L’effet qui résulte pour un objet placé à une certaine distance de la vue, détermine l’intention principale de l’artiste ; et les moyens de produire cet effet, sont pour lui des loix aussi absolues, que les proportions d’une figure faite pour être vue de près.

 

De l’usage des statues chez les Anciens. Essai historique(publi: 1768), « Des sculpteurs de l’Antiquité » (numéro Troisième partie, chapitre premier) , p. 402 (fran)

L’intelligence de l’optique fut surtout ce qui rendit célèbre cet artiste. La Minerve vue de près révolta d’abord les connoisseurs, mais mise au lieu de sa destination, elle enleva tous les suffrages et fit rejetter celle d’Alcamene qui chargé en même-temps par les  Athéniens de travailler au même sujet, avoit donné à sa statue un fini et une délicatesse propre à être vue de près, ce qui le rendit le jouet de tout le monde.

 

Falconet, Etienne, Traduction des XXXIV, XXXV et XXXVI livres de Pline l’Ancien, avec des notes(publi: 1772), p. 210 (fran)

(7) Si vous voulez voir quelque chose d’assez original touchant la perspective des Anciens, lisez la dernière lettre de M. le Comte Algarotti sur la peinture ; vous y trouverez que celui qui a exécuté les bas-reliefs de la Colonne Trajane, avait d’excellentes raisons pour faire de la perspective qui, à son point de vue, n’a pas le sens commun.

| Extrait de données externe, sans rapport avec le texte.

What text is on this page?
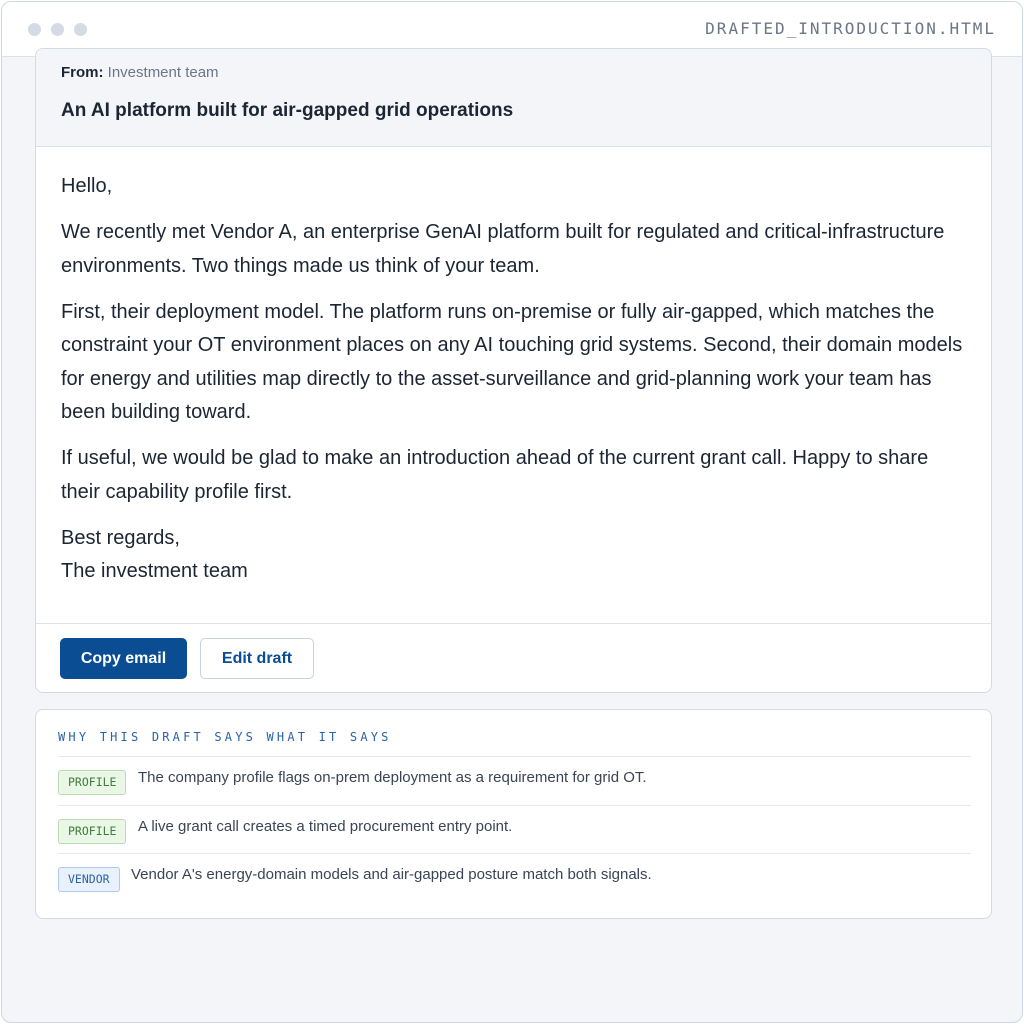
DRAFTED_INTRODUCTION.HTML
From: Investment team
An AI platform built for air-gapped grid operations

Hello,

We recently met Vendor A, an enterprise GenAI platform built for regulated and critical-infrastructure environments. Two things made us think of your team.

First, their deployment model. The platform runs on-premise or fully air-gapped, which matches the constraint your OT environment places on any AI touching grid systems. Second, their domain models for energy and utilities map directly to the asset-surveillance and grid-planning work your team has been building toward.

If useful, we would be glad to make an introduction ahead of the current grant call. Happy to share their capability profile first.

Best regards,
The investment team

Copy email	Edit draft
WHY THIS DRAFT SAYS WHAT IT SAYS
PROFILE	The company profile flags on-prem deployment as a requirement for grid OT.
PROFILE	A live grant call creates a timed procurement entry point.
VENDOR	Vendor A's energy-domain models and air-gapped posture match both signals.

Quelque singulière que soit l’apologie qu’on a faite de ce sculpteur et de ses fautes, encore faut-il la connaître, pour avoir le droit de l’estimer tout ce qu’elle peut valoir[Note contexte].

 

Nougaret, Pierre Jean Baptiste ; Leprince, Thomas , Anecdotes des beaux-Arts, contenant tout ce que la peinture offre de plus piquant chez tous les peuples du monde(publi: 1776), « PHIDIAS » (numéro t. III) , p. 24 (fran)

On raconte quelques traits singuliers qui prouvent la profonde connaissance qu'avait Phidias de l'optique et de la géométrie. Un jour on lui montra l'ongle d'un lion, et il jugea à la seule inspection, de quelle grandeur était cet animal.

Alcamène et lui furent chargés de faire chacun une statue de Minerve, afin que l’on pût choisir la plus belle des deux, que l’on voulait placer sur une colonne fort élevée. Les deux statues étant finies, on les exposa aux yeux du public. La Minerve d’Alcamène, vue de près, parut admirable et eut tous les suffrages. Celle de Phidias, au contraire, fut trouvée hideuse, et l’on se moqua de Phidias et de sa statue. Cet artiste, sans s’étonner de ce mauvais succès, dit au peuple d’Athènes : « Mettez ces statues où elles doivent être, et vous les jugerez ensuite ». On les plaça l’une après l’autre sur la colonne : alors la Minerve d’Alcamène perdit tout son mérite, au lieu que celle de Phidias frappait par un air de grandeur et de majesté qu’on ne pouvait se lasser d’admirer. On rendit à Phidias l’approbation que son rival lui avait surprise ; et Alcamène se retira couvert de confusion ; non qu’il ne fût un habile sculpteur, mais il ignorait les règles de l’optique[1].

Note de bas de page de l'auteur :
  • [1] Mem. De l’Acad. Des B. Lettr. T. IX, p. 192, Parall. Des Anc. et des Modernes, par Perrault, T. I, p. 153. Fables de la Motte, édit. In-4°, p. 48.